CLEVELAND (Reuters) - A 17-year-old student has been indicted by an Ohio grand jury on charges that he killed three students and wounded three others in a high school cafeteria rampage last February in a small city east of Cleveland.
The indictment of T.J. Lane was date stamped Monday by the Geauga County court clerk’s office. Geauga County Prosecuting Attorney David Joyce and defense attorneys Ian Friedman and Mark DeVan could not be reached for comment.
In May, an Ohio juvenile court judge ruled that Lane would be charged as an adult in the attack a Chardon High School. As a minor, Lane could face up to life in prison if convicted, but not the death penalty.
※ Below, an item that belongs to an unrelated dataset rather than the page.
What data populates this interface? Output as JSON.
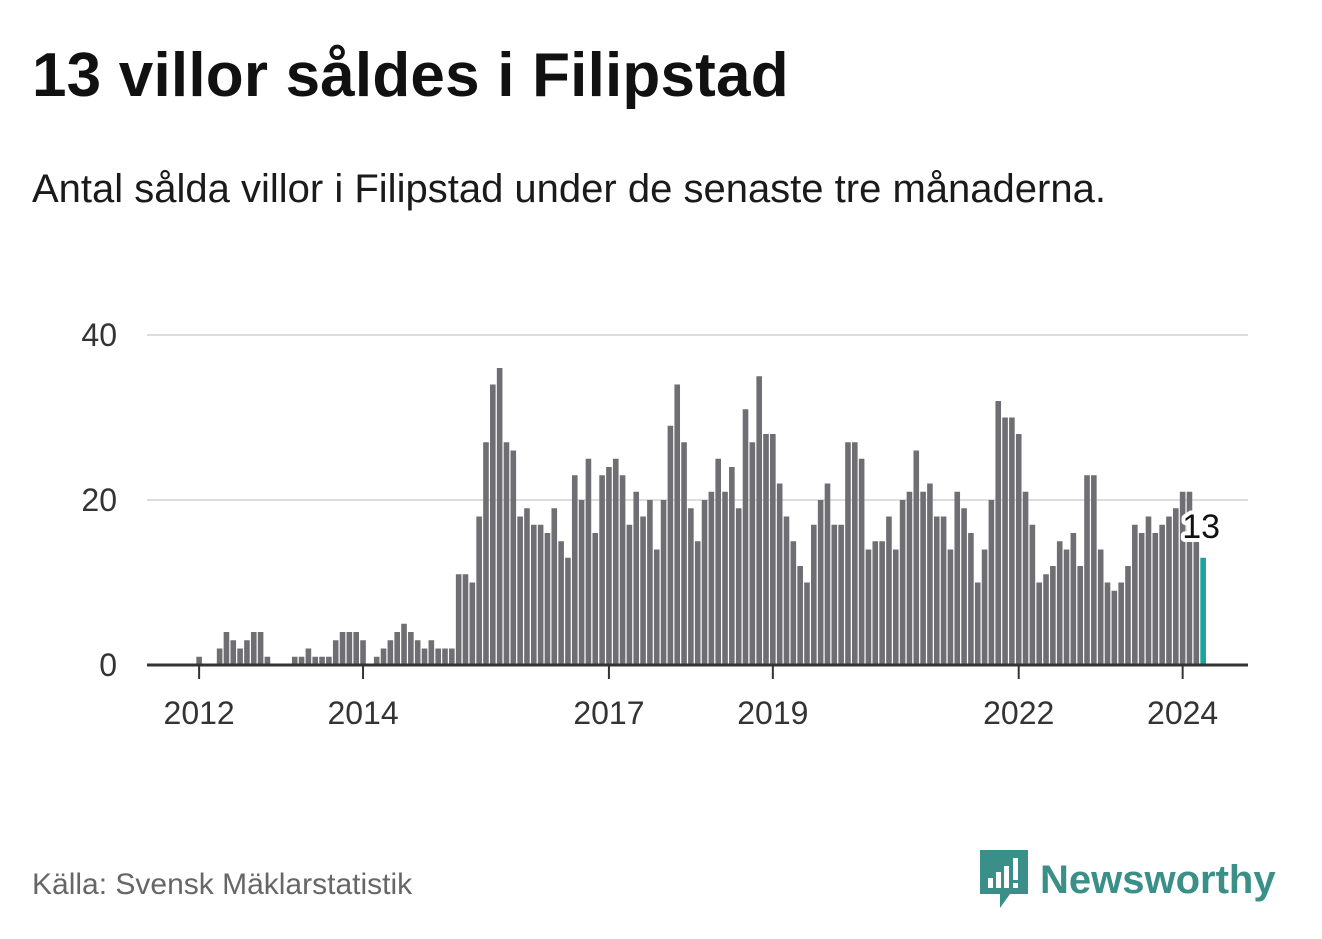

At the May hearing, a Geauga County sheriff’s deputy testified that he saw Lane sitting by the side of the road soon after the shooting and that Lane had told him he had aimed for the victims’ heads because he did not want them to suffer.
The deputy testified that Lane had a handgun and a knife when he saw him and that after reading his rights Lane admitted to the shootings.
The indictment charges Lane with aggravated murder in the killings of Demetrius Hewlin, 16; Russell King, 17; and Daniel Parmertor, 16. He also was charged with two counts of attempted aggravated murder and one of felonious assault. These are the same charges Lane faced in juvenile court.
Lane’s arraignment has been scheduled for 1:30 p.m. on Friday before Judge Forrest Burt in Geauga County Court.
Prosecutors have said that Lane randomly fired 10 shots from a .22-caliber pistol at students sitting at a table in the cafeteria. His motive is unclear.
Defense attorneys argued in May that Lane suffered from a mental problem, and that he had not knowingly or purposefully committed the shootings and would be better served by being tried in juvenile court.